Dans le pavillon, il y avait une table pour deux, la table était recouverte d'une nappe blanche. Dessus, il y avait deux plats couverts, deux verres à vin, une bouteille de vin dans un seau rempli de glace et des bougies.
« Ferme ta bouche avant d'attraper des mouches, Case, » la voix amusée d'Adam m'a tirée de la transe dans laquelle j'étais et j'ai immédiatement claqué ma bouche.
« C'est quoi ça ? » Je me suis tournée vers Adam, désemparée. Dans le bon sens, bien sûr.
« Je vais expliquer dans une minute, mais allons d'abord voir de plus près. » Adam m'a souri, « On y va ? »
J'ai pris sa main tendue et je l'ai laissé me guider vers le pavillon.
Sur l'un des sièges, il y avait un petit bouquet de fleurs qu'Adam a ramassé et m'a tendu.

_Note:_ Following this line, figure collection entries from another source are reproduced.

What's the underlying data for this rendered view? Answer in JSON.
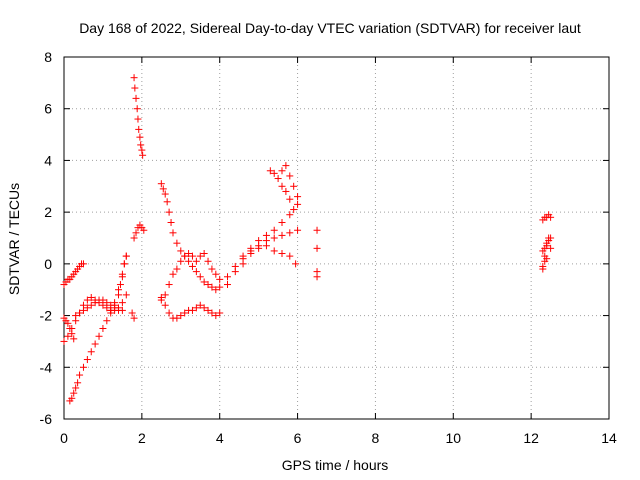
{
  "chart_data": {
    "type": "scatter",
    "title": "Day 168 of 2022, Sidereal Day-to-day VTEC variation (SDTVAR) for receiver laut",
    "xlabel": "GPS time / hours",
    "ylabel": "SDTVAR / TECUs",
    "xlim": [
      0,
      14
    ],
    "ylim": [
      -6,
      8
    ],
    "xticks": [
      "0",
      "2",
      "4",
      "6",
      "8",
      "10",
      "12",
      "14"
    ],
    "yticks": [
      "-6",
      "-4",
      "-2",
      "0",
      "2",
      "4",
      "6",
      "8"
    ],
    "grid": true,
    "marker": "+",
    "color": "#ff0000",
    "series": [
      {
        "name": "SDTVAR",
        "x": [
          0.0,
          0.05,
          0.1,
          0.15,
          0.2,
          0.25,
          0.3,
          0.35,
          0.4,
          0.45,
          0.5,
          0.0,
          0.05,
          0.1,
          0.15,
          0.2,
          0.25,
          0.15,
          0.2,
          0.25,
          0.3,
          0.35,
          0.4,
          0.5,
          0.6,
          0.7,
          0.8,
          0.9,
          1.0,
          1.1,
          1.2,
          1.3,
          1.4,
          1.45,
          1.5,
          1.55,
          1.6,
          0.0,
          0.1,
          0.2,
          0.3,
          0.4,
          0.5,
          0.6,
          0.7,
          0.8,
          0.9,
          1.0,
          1.1,
          1.2,
          1.3,
          1.4,
          1.5,
          1.6,
          0.3,
          0.4,
          0.5,
          0.6,
          0.7,
          0.8,
          0.9,
          1.0,
          1.1,
          1.2,
          1.3,
          1.4,
          1.5,
          1.2,
          1.3,
          1.4,
          1.5,
          1.55,
          1.6,
          1.8,
          1.82,
          1.85,
          1.88,
          1.9,
          1.92,
          1.95,
          1.97,
          2.0,
          2.02,
          1.8,
          1.85,
          1.9,
          1.95,
          2.0,
          2.05,
          1.75,
          1.8,
          2.5,
          2.55,
          2.6,
          2.65,
          2.7,
          2.75,
          2.8,
          2.9,
          3.0,
          3.1,
          3.2,
          3.3,
          3.4,
          3.5,
          3.6,
          3.7,
          3.8,
          3.9,
          2.5,
          2.6,
          2.7,
          2.8,
          2.9,
          3.0,
          3.1,
          3.2,
          3.3,
          3.4,
          3.5,
          3.6,
          3.7,
          3.8,
          3.9,
          4.0,
          2.5,
          2.6,
          2.7,
          2.8,
          2.9,
          3.0,
          3.1,
          3.2,
          3.3,
          3.4,
          3.5,
          3.6,
          3.7,
          3.8,
          3.9,
          4.0,
          4.0,
          4.2,
          4.4,
          4.6,
          4.8,
          5.0,
          5.2,
          5.4,
          5.6,
          5.8,
          6.0,
          4.2,
          4.4,
          4.6,
          4.8,
          5.0,
          5.2,
          5.4,
          5.6,
          5.8,
          6.0,
          4.6,
          4.8,
          5.0,
          5.2,
          5.4,
          5.6,
          5.8,
          5.95,
          5.3,
          5.4,
          5.5,
          5.6,
          5.7,
          5.8,
          5.9,
          6.0,
          5.6,
          5.7,
          5.8,
          5.9,
          6.5,
          6.5,
          6.5,
          6.5,
          12.3,
          12.35,
          12.4,
          12.45,
          12.5,
          12.3,
          12.35,
          12.4,
          12.45,
          12.5,
          12.3,
          12.35,
          12.4,
          12.45,
          12.5,
          12.3,
          12.35,
          12.4
        ],
        "y": [
          -0.8,
          -0.7,
          -0.6,
          -0.6,
          -0.5,
          -0.4,
          -0.3,
          -0.2,
          -0.1,
          0.0,
          0.0,
          -2.1,
          -2.2,
          -2.3,
          -2.5,
          -2.7,
          -2.9,
          -5.3,
          -5.2,
          -5.0,
          -4.8,
          -4.6,
          -4.3,
          -4.0,
          -3.7,
          -3.4,
          -3.1,
          -2.8,
          -2.5,
          -2.2,
          -1.9,
          -1.6,
          -1.2,
          -0.8,
          -0.4,
          0.0,
          0.3,
          -3.0,
          -2.8,
          -2.5,
          -2.2,
          -1.9,
          -1.6,
          -1.4,
          -1.3,
          -1.4,
          -1.5,
          -1.6,
          -1.7,
          -1.8,
          -1.8,
          -1.7,
          -1.5,
          -1.2,
          -2.0,
          -1.9,
          -1.8,
          -1.7,
          -1.6,
          -1.5,
          -1.4,
          -1.4,
          -1.5,
          -1.6,
          -1.7,
          -1.8,
          -1.8,
          -1.8,
          -1.5,
          -1.0,
          -0.5,
          0.0,
          0.3,
          7.2,
          6.8,
          6.4,
          6.0,
          5.6,
          5.2,
          4.9,
          4.6,
          4.4,
          4.2,
          1.0,
          1.2,
          1.4,
          1.5,
          1.4,
          1.3,
          -1.9,
          -2.1,
          3.1,
          2.9,
          2.7,
          2.4,
          2.0,
          1.6,
          1.2,
          0.8,
          0.5,
          0.3,
          0.1,
          -0.1,
          -0.3,
          -0.5,
          -0.7,
          -0.8,
          -0.9,
          -1.0,
          -1.3,
          -1.6,
          -1.9,
          -2.1,
          -2.1,
          -2.0,
          -1.9,
          -1.8,
          -1.8,
          -1.7,
          -1.6,
          -1.7,
          -1.8,
          -1.9,
          -2.0,
          -1.9,
          -1.4,
          -1.2,
          -0.8,
          -0.4,
          -0.2,
          0.1,
          0.3,
          0.4,
          0.3,
          0.1,
          0.3,
          0.4,
          0.1,
          -0.2,
          -0.4,
          -0.6,
          -0.9,
          -0.5,
          -0.1,
          0.3,
          0.5,
          0.7,
          0.9,
          1.0,
          1.1,
          1.2,
          1.3,
          -0.8,
          -0.3,
          0.2,
          0.6,
          0.9,
          1.1,
          1.3,
          1.6,
          1.9,
          2.3,
          0.0,
          0.4,
          0.6,
          0.7,
          0.5,
          0.4,
          0.3,
          0.0,
          3.6,
          3.5,
          3.3,
          3.6,
          3.8,
          3.4,
          3.0,
          2.6,
          3.0,
          2.8,
          2.5,
          2.1,
          1.3,
          0.6,
          -0.3,
          -0.5,
          -0.2,
          0.3,
          0.8,
          1.0,
          0.6,
          1.7,
          1.8,
          1.8,
          1.9,
          1.8,
          0.5,
          0.6,
          0.7,
          0.9,
          1.0,
          -0.1,
          0.1,
          0.2
        ]
      }
    ]
  }
}
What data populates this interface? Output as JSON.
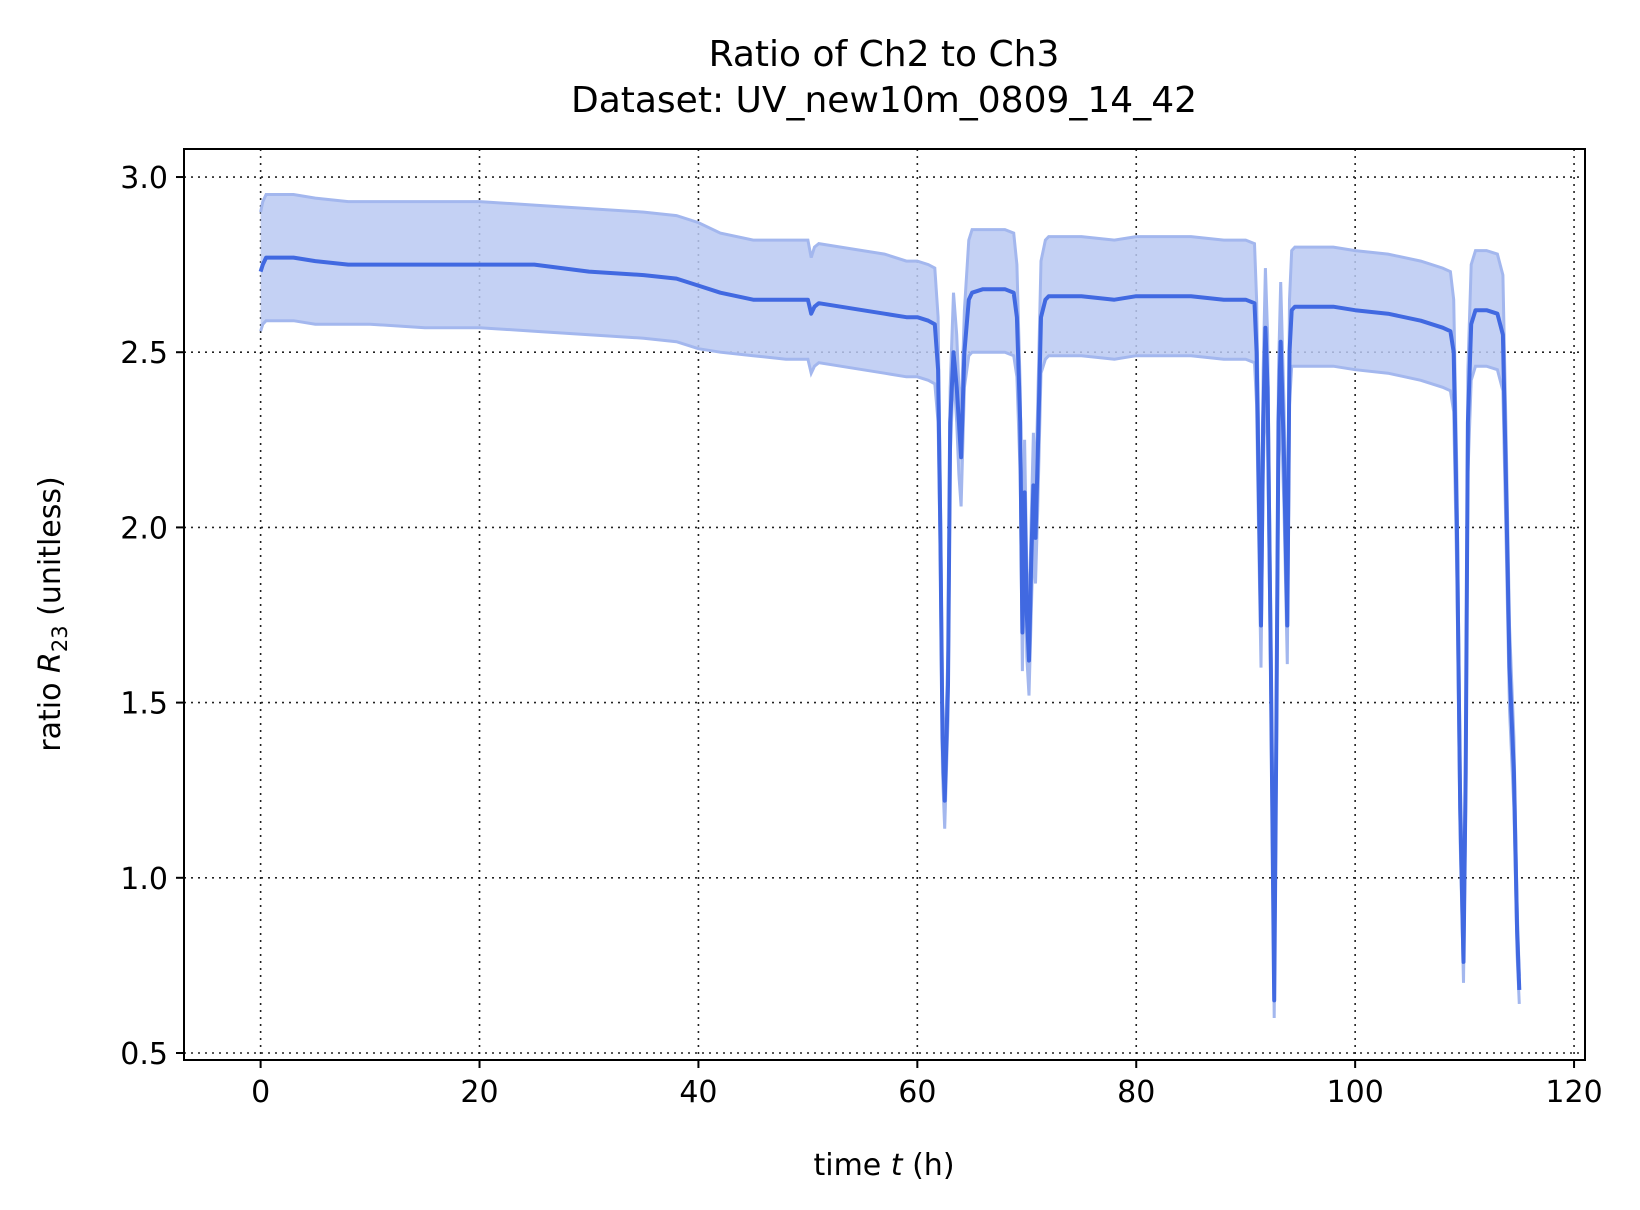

Je l'ai pris après avoir hésité un peu, pas sûre de quel jeu il jouait.
Bien sûr, j'ai des sentiments pour lui et oui, je fondrais probablement sur-le-champ s'il avouait qu'il avait aussi des sentiments pour moi, mais je ne voulais pas me faire d'illusions au cas où il s'agirait d'une enquête sur le lieu ou quelque chose dans ce genre.
(A/N : C'est possible, ok !)
« Adam, c'est quoi ça ? » Je lui ai demandé, incertaine de ce que je devais penser.